The New York Fed undertakes open market operations at the direction of the Federal Open Market Committee (FOMC),1 under Section 14 of the Federal Reserve Act (FRA).2 Additionally, the New York Fed undertakes market operations as fiscal agent of the United States, under Section 15 of the FRA. The New York Fed may also undertake market operations in connection with its provision of services to various official accountholders.
The New York Fed may undertake these operations with private sector market counterparties. This document describes general principles of the New York Fed’s management of such counterparty relationships.
In general, the New York Fed:
- Transacts primarily with regulated banks and broker-dealers, and considers other types of counterparties only when appropriate to effectively execute its responsibilities;
- Seeks to transact with counterparties that do not pose an undue level of credit risk exposure to the New York Fed or to the parties on whose behalf the New York Fed executes market operations; and
- Seeks to transact with counterparties that operate on a sufficient ongoing scale to be able to support the New York Fed’s ability to fulfill its execution needs. The New York Fed anticipates that the scale of these needs may vary over time and across operation types.

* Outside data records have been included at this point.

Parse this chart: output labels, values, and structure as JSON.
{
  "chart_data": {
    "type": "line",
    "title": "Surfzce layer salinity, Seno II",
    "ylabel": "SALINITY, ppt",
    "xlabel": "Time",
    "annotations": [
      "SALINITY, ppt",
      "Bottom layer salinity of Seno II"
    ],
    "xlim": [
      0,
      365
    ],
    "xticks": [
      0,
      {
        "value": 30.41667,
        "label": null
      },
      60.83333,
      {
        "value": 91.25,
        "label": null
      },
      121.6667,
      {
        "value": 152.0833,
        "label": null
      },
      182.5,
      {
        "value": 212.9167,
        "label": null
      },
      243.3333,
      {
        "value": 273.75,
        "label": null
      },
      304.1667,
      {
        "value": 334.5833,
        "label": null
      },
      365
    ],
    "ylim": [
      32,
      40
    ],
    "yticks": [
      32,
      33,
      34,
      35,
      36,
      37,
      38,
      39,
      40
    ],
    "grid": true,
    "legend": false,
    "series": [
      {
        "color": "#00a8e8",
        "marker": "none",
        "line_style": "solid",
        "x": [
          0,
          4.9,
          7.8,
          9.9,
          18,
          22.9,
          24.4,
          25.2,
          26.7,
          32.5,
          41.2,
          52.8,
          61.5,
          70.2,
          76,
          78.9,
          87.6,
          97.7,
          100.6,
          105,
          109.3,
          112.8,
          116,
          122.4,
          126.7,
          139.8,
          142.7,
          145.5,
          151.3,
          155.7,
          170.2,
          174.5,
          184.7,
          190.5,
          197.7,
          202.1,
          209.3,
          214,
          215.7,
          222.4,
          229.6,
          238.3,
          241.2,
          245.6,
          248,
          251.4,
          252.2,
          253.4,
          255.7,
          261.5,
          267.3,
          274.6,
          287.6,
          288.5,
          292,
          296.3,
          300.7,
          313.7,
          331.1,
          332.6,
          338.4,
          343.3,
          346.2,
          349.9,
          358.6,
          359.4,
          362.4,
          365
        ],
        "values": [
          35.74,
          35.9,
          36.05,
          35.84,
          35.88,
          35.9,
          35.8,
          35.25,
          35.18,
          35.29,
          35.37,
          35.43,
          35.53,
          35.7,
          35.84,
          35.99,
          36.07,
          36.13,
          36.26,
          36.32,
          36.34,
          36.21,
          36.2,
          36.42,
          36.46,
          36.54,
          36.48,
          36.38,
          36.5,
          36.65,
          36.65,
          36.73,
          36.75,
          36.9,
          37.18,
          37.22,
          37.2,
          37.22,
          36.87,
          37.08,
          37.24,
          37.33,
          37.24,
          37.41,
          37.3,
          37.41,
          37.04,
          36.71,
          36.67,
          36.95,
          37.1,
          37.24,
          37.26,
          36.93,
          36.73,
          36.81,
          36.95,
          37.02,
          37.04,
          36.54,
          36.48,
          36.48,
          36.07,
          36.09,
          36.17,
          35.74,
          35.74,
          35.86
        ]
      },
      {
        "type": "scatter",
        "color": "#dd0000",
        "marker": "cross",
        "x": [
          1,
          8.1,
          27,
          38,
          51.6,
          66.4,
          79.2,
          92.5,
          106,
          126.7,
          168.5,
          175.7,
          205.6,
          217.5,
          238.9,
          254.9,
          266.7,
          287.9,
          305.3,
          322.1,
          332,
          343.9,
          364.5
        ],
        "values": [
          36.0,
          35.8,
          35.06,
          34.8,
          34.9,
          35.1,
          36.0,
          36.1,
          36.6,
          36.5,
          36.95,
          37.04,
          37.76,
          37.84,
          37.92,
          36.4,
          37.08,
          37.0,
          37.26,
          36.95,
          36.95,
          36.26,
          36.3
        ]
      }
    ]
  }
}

In addition, the New York Fed expects all counterparties to:
- Operate in accordance with the Best Practices for Treasury, Agency Debt and Agency Mortgage-Backed Securities Markets that are published by the New York Fed-sponsored Treasury Market Practices Group (TMPG) and FX market best practices guidance, such as the FX Global Code, promulgated by the Global Foreign Exchange Committee and the New York Fed-sponsored Foreign Exchange Committee;
- Provide insight into developments in the markets in which they transact with the New York Fed, on an ongoing basis;
- Meet any minimum capital or other standards that are set forth by their primary regulator;
- Provide information as needed for the New York Fed’s counterparty risk management and monitoring; and
- Have a compliance program in place that is consistent with sound practice observed in the industry and supports adherence to the terms of its counterparty relationship with the New York Fed.
Expectations and eligibility requirements that the New York Fed has established for counterparties with respect to specific types of operations are detailed at the links below. While these expectations are operationalized differently for different types of operations, they involve the following principles:
- Participate competitively according to standards for participation established for the operations for which the firm has been designated a counterparty.
- Maintain the minimum operating scale required for any operations in which the firm transacts with the New York Fed.
- Have in place the business continuity and resiliency arrangements required for the operations in which the firm participates.
- Execute and maintain all legal documentation and meet all hardware and software standards required to support transactions with the New York Fed.
All of the foregoing considerations will inform the New York Fed’s management of its counterparty relationships. The New York Fed may also consider other information that it deems material to the counterparty relationship.
Upon expression of interest by a firm, via submission of the information requested, the New York Fed will consider adding the firm as a counterparty. Materials and information for those interested in becoming a New York Fed counterparty can be found at these links:
- Primary dealers
- Standing repo facility counterparties
- Reverse repo counterparties
- Foreign exchange counterparties
- Foreign reserves management counterparties
This policy, and the operation-specific expectations and eligibility requirements outlined at the links above, are for the sole benefit of the New York Fed, and the stakeholders at whose direction it may act, and will be administered at the New York Fed’s discretion. They create no rights, in, to or for any counterparty or prospective counterparty. In reviewing any prospective or existing counterparty, the New York Fed will consider whether the entity’s or entity type’s participation in open market operations could affect the Federal Reserve’s ability to implement monetary policy, foster financial stability, ensure bank safety and soundness, and otherwise achieve its policy goals. The New York Fed is not obligated to add any specific firm as a counterparty, maintain a specific number of counterparties or add any eligible entities as counterparties. The New York Fed is not obligated to transact with any counterparty and may stop doing so at any time for any reason. Additionally, the New York Fed may terminate a counterparty relationship at any time for any reason. In making such decisions, the New York Fed will typically consider whether its expectations are being met, as well as its own business needs.
1 The FOMC has selected the New York Fed as the Reserve Bank that executes operations for the System Open Market Account. This authorization is renewed each January.
2 Open market operations include all operations conducted to implement monetary policy directives of the FOMC, and to execute foreign exchange and foreign reserves management transactions for the System Open Market Account.